Convergence rates for shallow neural networks learned by gradient descent

TL;DR

This paper analyzes the convergence rates of shallow neural networks trained with gradient descent, showing that proper initialization and weight adjustment lead to optimal $1/\sqrt{n}$ rates, supported by theoretical proofs and simulations.

Contribution

It provides a theoretical analysis of convergence rates for shallow neural networks with specific initialization and training methods, highlighting the effectiveness of linear least squares for outer weights.

Findings

Achieves $1/\sqrt{n}$ convergence rate under certain conditions.

Proper initialization and weight adjustment are crucial for optimal convergence.

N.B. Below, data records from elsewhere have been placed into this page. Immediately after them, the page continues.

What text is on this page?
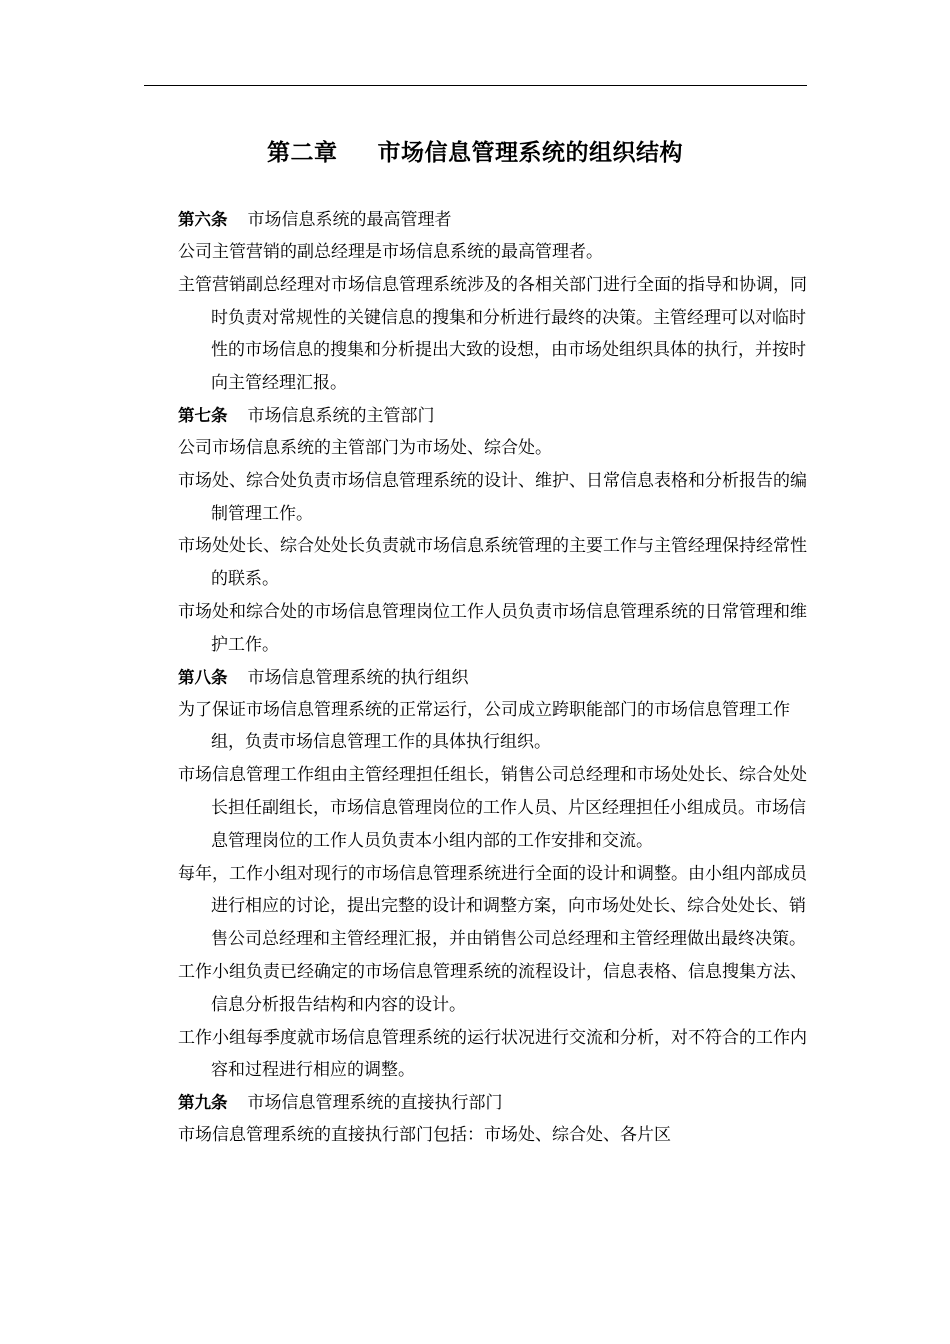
第二章 市场信息管理系统的组织结构
第六条 市场信息系统的最高管理者

公司主管营销的副总经理是市场信息系统的最高管理者。

主管营销副总经理对市场信息管理系统涉及的各相关部门进行全面的指导和协调，同时负责对常规性的关键信息的搜集和分析进行最终的决策。主管经理可以对临时性的市场信息的搜集和分析提出大致的设想，由市场处组织具体的执行，并按时向主管经理汇报。

第七条 市场信息系统的主管部门

公司市场信息系统的主管部门为市场处、综合处。

市场处、综合处负责市场信息管理系统的设计、维护、日常信息表格和分析报告的编制管理工作。

市场处处长、综合处处长负责就市场信息系统管理的主要工作与主管经理保持经常性的联系。

市场处和综合处的市场信息管理岗位工作人员负责市场信息管理系统的日常管理和维护工作。

第八条 市场信息管理系统的执行组织

为了保证市场信息管理系统的正常运行，公司成立跨职能部门的市场信息管理工作组，负责市场信息管理工作的具体执行组织。

市场信息管理工作组由主管经理担任组长，销售公司总经理和市场处处长、综合处处长担任副组长，市场信息管理岗位的工作人员、片区经理担任小组成员。市场信息管理岗位的工作人员负责本小组内部的工作安排和交流。

每年，工作小组对现行的市场信息管理系统进行全面的设计和调整。由小组内部成员进行相应的讨论，提出完整的设计和调整方案，向市场处处长、综合处处长、销售公司总经理和主管经理汇报，并由销售公司总经理和主管经理做出最终决策。

工作小组负责已经确定的市场信息管理系统的流程设计，信息表格、信息搜集方法、信息分析报告结构和内容的设计。

工作小组每季度就市场信息管理系统的运行状况进行交流和分析，对不符合的工作内容和过程进行相应的调整。

第九条 市场信息管理系统的直接执行部门

市场信息管理系统的直接执行部门包括：市场处、综合处、各片区
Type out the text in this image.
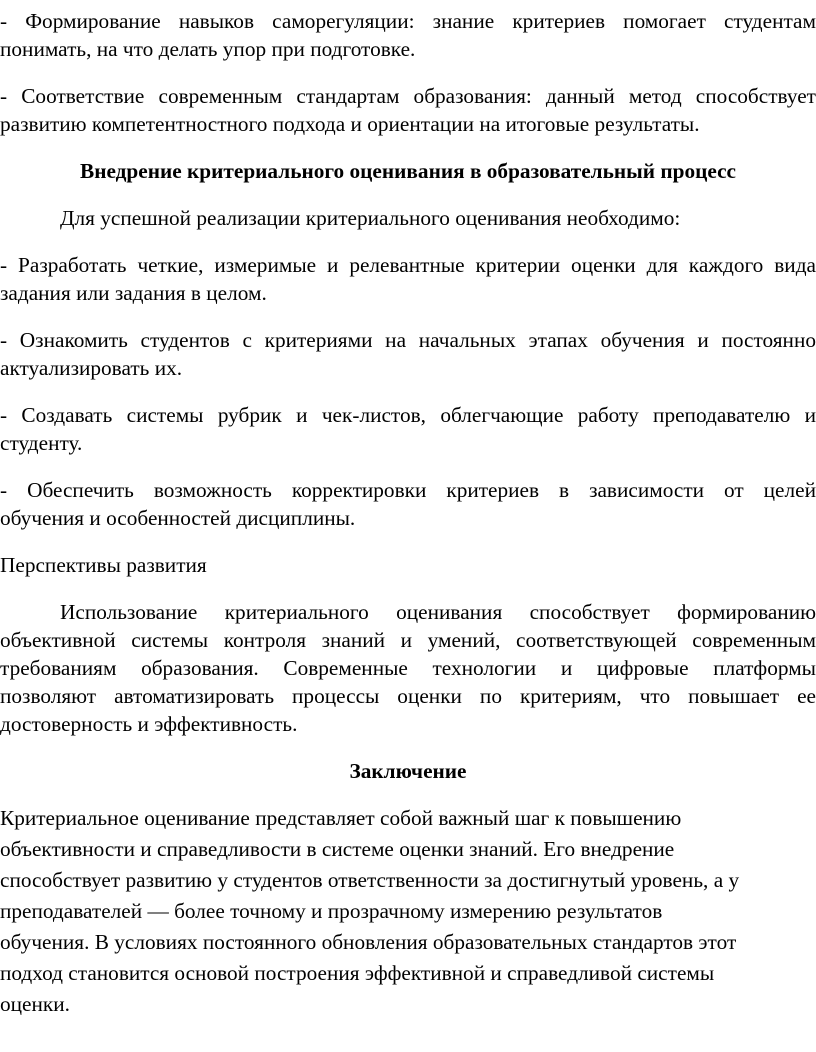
- Формирование навыков саморегуляции: знание критериев помогает студентам
понимать, на что делать упор при подготовке.
- Соответствие современным стандартам образования: данный метод способствует
развитию компетентностного подхода и ориентации на итоговые результаты.
Внедрение критериального оценивания в образовательный процесс
Для успешной реализации критериального оценивания необходимо:
- Разработать четкие, измеримые и релевантные критерии оценки для каждого вида
задания или задания в целом.
- Ознакомить студентов с критериями на начальных этапах обучения и постоянно
актуализировать их.
- Создавать системы рубрик и чек-листов, облегчающие работу преподавателю и
студенту.
- Обеспечить возможность корректировки критериев в зависимости от целей
обучения и особенностей дисциплины.
Перспективы развития
Использование критериального оценивания способствует формированию
объективной системы контроля знаний и умений, соответствующей современным
требованиям образования. Современные технологии и цифровые платформы
позволяют автоматизировать процессы оценки по критериям, что повышает ее
достоверность и эффективность.
Заключение
Критериальное оценивание представляет собой важный шаг к повышению
объективности и справедливости в системе оценки знаний. Его внедрение
способствует развитию у студентов ответственности за достигнутый уровень, а у
преподавателей — более точному и прозрачному измерению результатов
обучения. В условиях постоянного обновления образовательных стандартов этот
подход становится основой построения эффективной и справедливой системы
оценки.
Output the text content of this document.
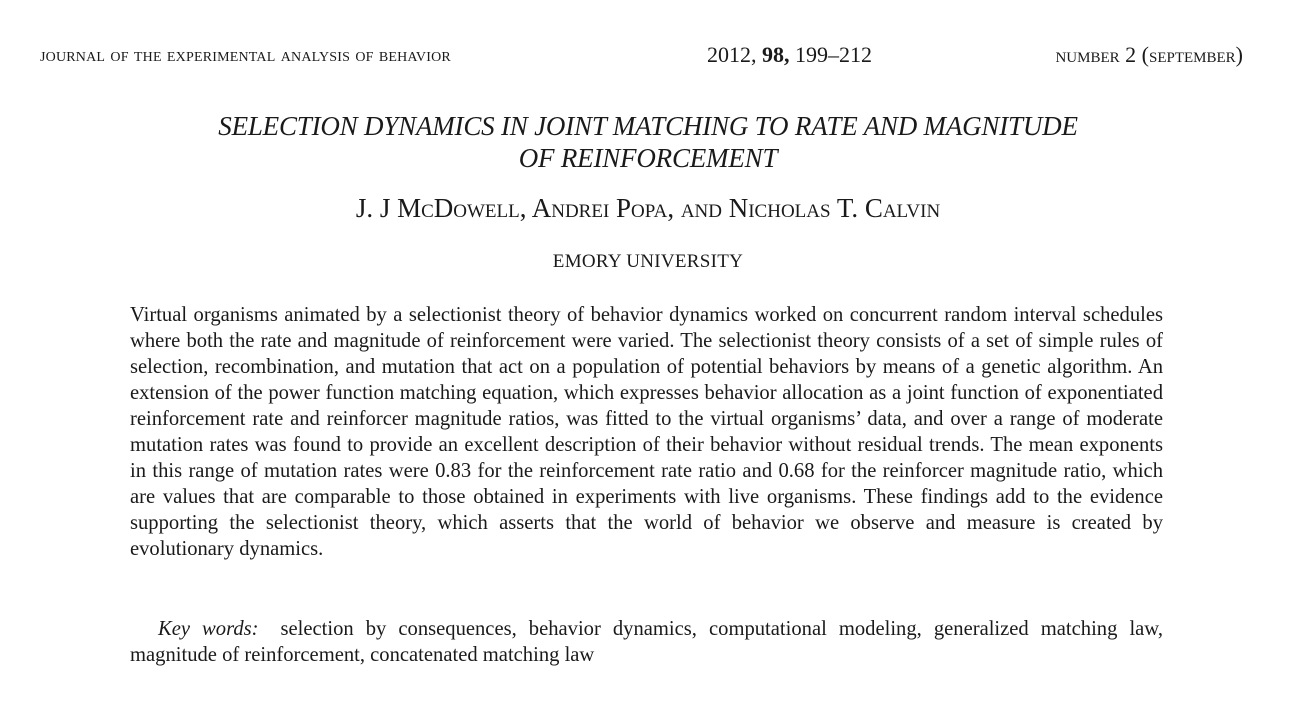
journal of the experimental analysis of behavior	2012, 98, 199–212	number 2 (september)
SELECTION DYNAMICS IN JOINT MATCHING TO RATE AND MAGNITUDE
OF REINFORCEMENT
J. J McDowell, Andrei Popa, and Nicholas T. Calvin
EMORY UNIVERSITY

Virtual organisms animated by a selectionist theory of behavior dynamics worked on concurrent random interval schedules where both the rate and magnitude of reinforcement were varied. The selectionist theory consists of a set of simple rules of selection, recombination, and mutation that act on a population of potential behaviors by means of a genetic algorithm. An extension of the power function matching equation, which expresses behavior allocation as a joint function of exponentiated reinforcement rate and reinforcer magnitude ratios, was fitted to the virtual organisms’ data, and over a range of moderate mutation rates was found to provide an excellent description of their behavior without residual trends. The mean exponents in this range of mutation rates were 0.83 for the reinforcement rate ratio and 0.68 for the reinforcer magnitude ratio, which are values that are comparable to those obtained in experiments with live organisms. These findings add to the evidence supporting the selectionist theory, which asserts that the world of behavior we observe and measure is created by evolutionary dynamics.

Key words: selection by consequences, behavior dynamics, computational modeling, generalized matching law, magnitude of reinforcement, concatenated matching law
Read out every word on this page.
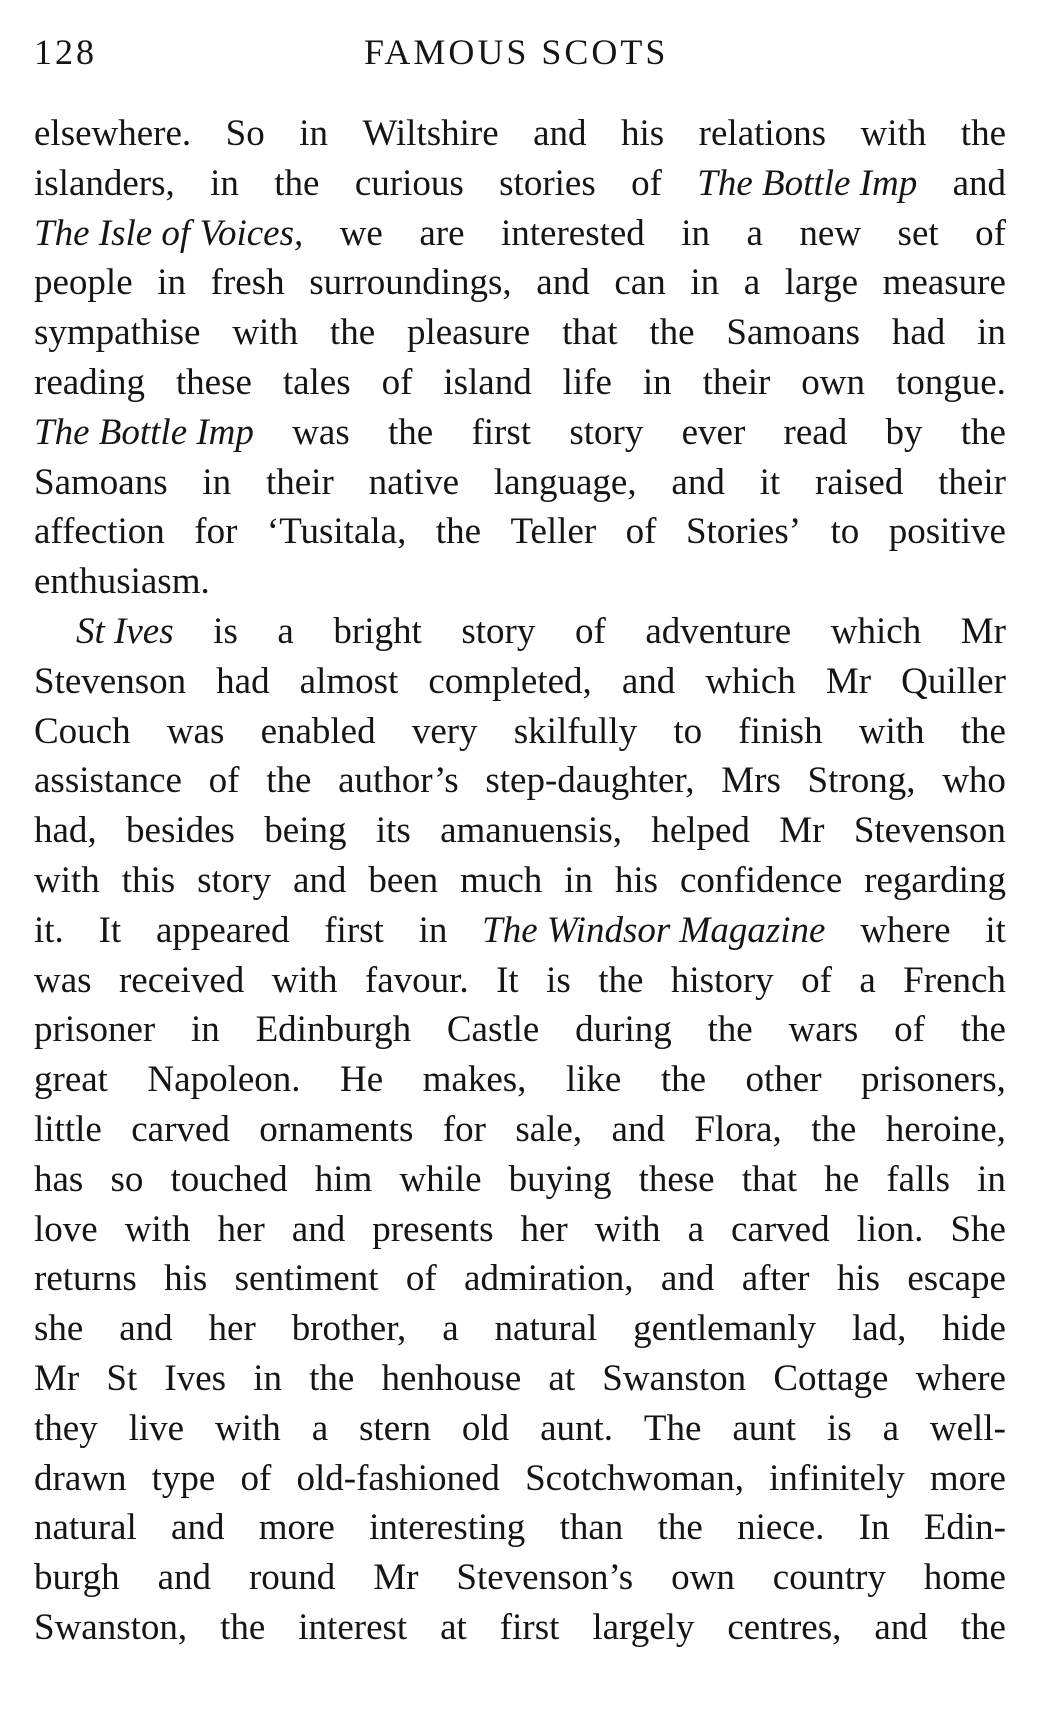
128	FAMOUS SCOTS
elsewhere. So in Wiltshire and his relations with the
islanders, in the curious stories of The Bottle Imp and
The Isle of Voices, we are interested in a new set of
people in fresh surroundings, and can in a large measure
sympathise with the pleasure that the Samoans had in
reading these tales of island life in their own tongue.
The Bottle Imp was the first story ever read by the
Samoans in their native language, and it raised their
affection for ‘Tusitala, the Teller of Stories’ to positive
enthusiasm.
St Ives is a bright story of adventure which Mr
Stevenson had almost completed, and which Mr Quiller
Couch was enabled very skilfully to finish with the
assistance of the author’s step-daughter, Mrs Strong, who
had, besides being its amanuensis, helped Mr Stevenson
with this story and been much in his confidence regarding
it. It appeared first in The Windsor Magazine where it
was received with favour. It is the history of a French
prisoner in Edinburgh Castle during the wars of the
great Napoleon. He makes, like the other prisoners,
little carved ornaments for sale, and Flora, the heroine,
has so touched him while buying these that he falls in
love with her and presents her with a carved lion. She
returns his sentiment of admiration, and after his escape
she and her brother, a natural gentlemanly lad, hide
Mr St Ives in the henhouse at Swanston Cottage where
they live with a stern old aunt. The aunt is a well-
drawn type of old-fashioned Scotchwoman, infinitely more
natural and more interesting than the niece. In Edin-
burgh and round Mr Stevenson’s own country home
Swanston, the interest at first largely centres, and the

Linear least squares can effectively replace gradient descent for outer weights.

Abstract

In this paper we analyze the $L_2$ error of neural network regression estimates with one hidden layer. Under the assumption that the Fourier transform of the regression function decays suitably fast, we show that an estimate, where all initial weights are chosen according to proper uniform distributions and where the weights are learned by gradient descent, achieves a rate of convergence of $1/\sqrt{n}$ (up to a logarithmic factor). Our statistical analysis implies that the key aspect behind this result is the proper choice of the initial inner weights and the adjustment of the outer weights via gradient descent. This indicates that we can also simply use linear least squares to choose the outer weights. We prove a corresponding theoretical result and compare our new linear least squares neural network estimate with standard neural network estimates via simulated data. Our simulations show that our theoretical considerations lead to an estimate with an improved performance in many cases.